Jamieson Kirkwood Parker (January 28, 1895 – December 8, 1939) was an American government administrator and architect from Oregon, working primarily in Portland and Salem. He worked as an architect for the better part of two decades, before changing to federal and state government work, culminating in his serving as director of the Oregon division of the Federal Housing Administration from mid-1935 until his death in late 1939.

==Early life and education==
Jamieson Parker was born in Portland, Oregon, on January 28, 1895. He graduated from the University of Pennsylvania in 1916, and began working as an architect in Portland shortly thereafter. During World War I, he served as a second lieutenant of the Coast Artillery.

==Career==
Except during his period of wartime military service, Parker worked as an architect from 1916 until 1934, and at one time was president of the Oregon chapter of the American Institute of Architects.

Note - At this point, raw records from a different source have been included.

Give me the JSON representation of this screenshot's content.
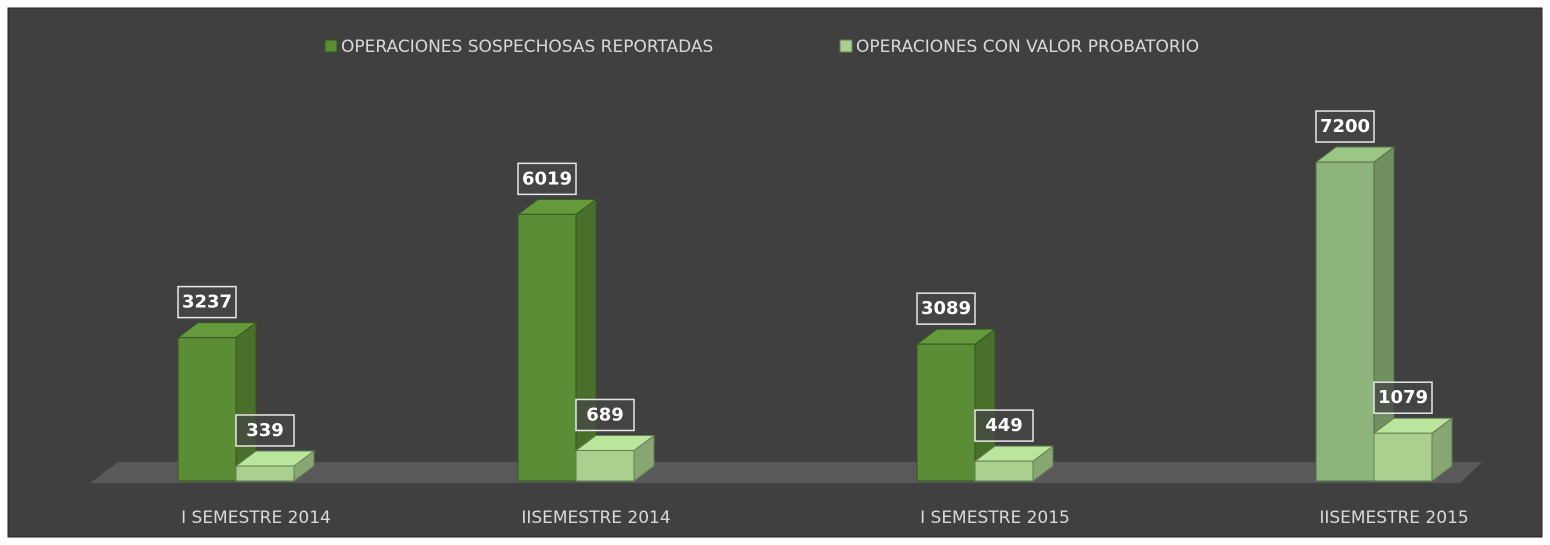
{
  "chart_data": {
    "type": "bar3d",
    "categories": [
      "I SEMESTRE 2014",
      "IISEMESTRE 2014",
      "I SEMESTRE 2015",
      "IISEMESTRE 2015"
    ],
    "series": [
      {
        "name": "OPERACIONES SOSPECHOSAS REPORTADAS",
        "color": "#5b8c36",
        "point_colors": [
          "#5b8c36",
          "#5b8c36",
          "#5b8c36",
          "#8db47a"
        ],
        "values": [
          3237,
          6019,
          3089,
          7200
        ]
      },
      {
        "name": "OPERACIONES CON VALOR PROBATORIO",
        "color": "#a9d08e",
        "values": [
          339,
          689,
          449,
          1079
        ]
      }
    ],
    "legend": "top"
  }
}
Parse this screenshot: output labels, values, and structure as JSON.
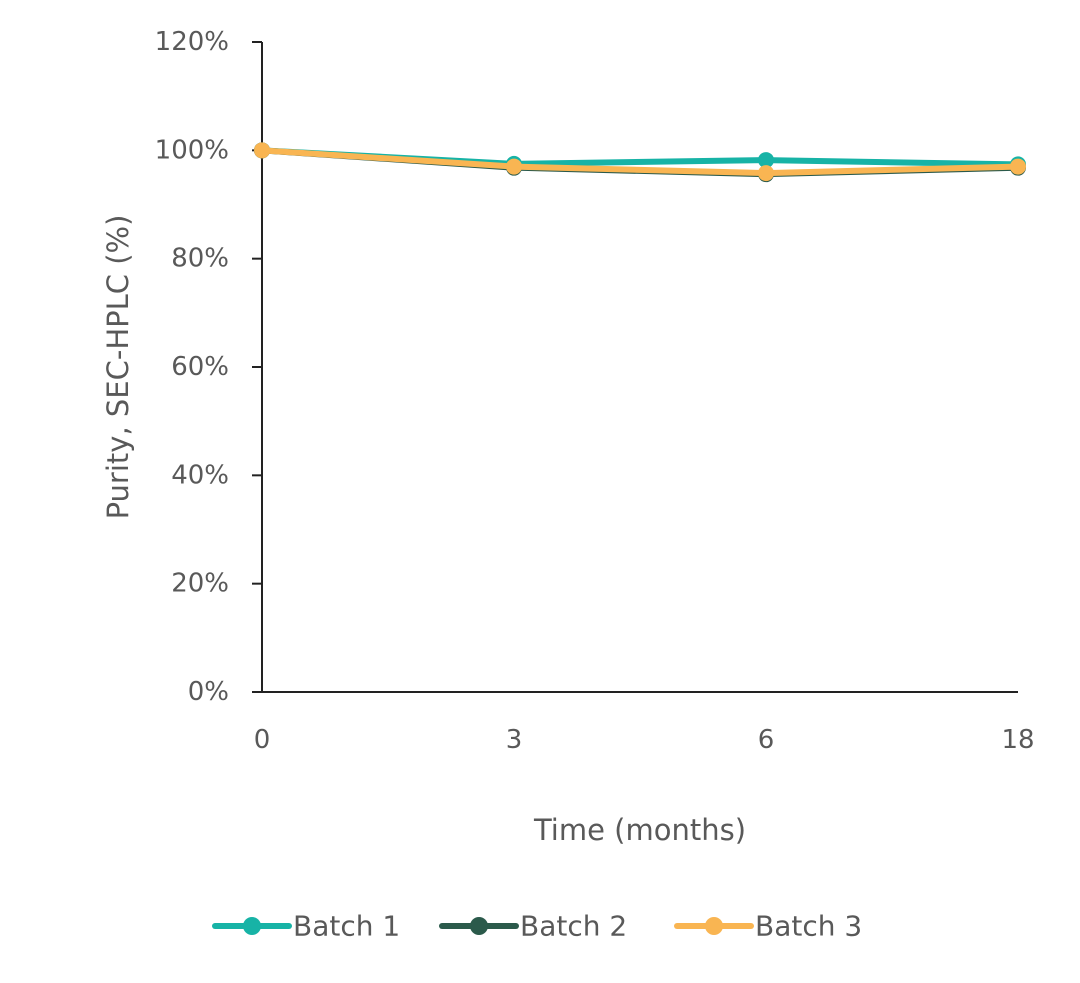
{
  "chart_data": {
    "type": "line",
    "xlabel": "Time (months)",
    "ylabel": "Purity, SEC-HPLC (%)",
    "categories": [
      "0",
      "3",
      "6",
      "18"
    ],
    "ylim": [
      0,
      120
    ],
    "yticks": [
      0,
      20,
      40,
      60,
      80,
      100,
      120
    ],
    "ytick_labels": [
      "0%",
      "20%",
      "40%",
      "60%",
      "80%",
      "100%",
      "120%"
    ],
    "grid": false,
    "legend_position": "bottom",
    "series": [
      {
        "name": "Batch 1",
        "values": [
          100,
          97.5,
          98.2,
          97.4
        ],
        "color": "#17b3a6"
      },
      {
        "name": "Batch 2",
        "values": [
          100,
          96.8,
          95.6,
          96.8
        ],
        "color": "#2b5a4b"
      },
      {
        "name": "Batch 3",
        "values": [
          100,
          97.0,
          95.8,
          97.0
        ],
        "color": "#f9b552"
      }
    ]
  }
}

In January 1934, he was appointed district officer for the survey of historic buildings in Oregon and Washington, on the recommendation of the U.S. Interior Department. He subsequently became assistant to the director of the Federal Housing Administration's Oregon division and, in December 1934, the division's associate director. He was named FHA director for Oregon in June 1935 and served in that post until his death in 1939.

==Works==
Works include:

===Salem===
- Curtis Cross House (1924), 1635 Fairmount Ave S, designed by architect Clarence L. Smith and completed by Jamieson Parker, listed on the National Register of Historic Places
- Carl E. Nelson House (1924), 960 E St NE, NRHP-listed

===Portland===
- Parish of St. Mark, 1025 NW 21st Ave
- First Unitarian Church of Portland, 1011 SW 12th Ave, NRHP-listed
- Caroline W. and M. Louise Flanders House, 2421 SW Arden Rd, NRHP-listed
- Frederick and Grace Greenwood House, 248 SW Kingston Ave, NRHP-listed
- William A. Haseltine House, 3231 NE U.S. Grant Place, NRHP-listed
- Edward D. Kingsley House, 2132 SW Montgomery Drive, NRHP-listed
- Donald and Ruth McGraw House, 01845 SW Military Rd, NRHP-listed

==Death==
Parker died at St. Vincent's Hospital, on December 8, 1939, after an illness lasting one month.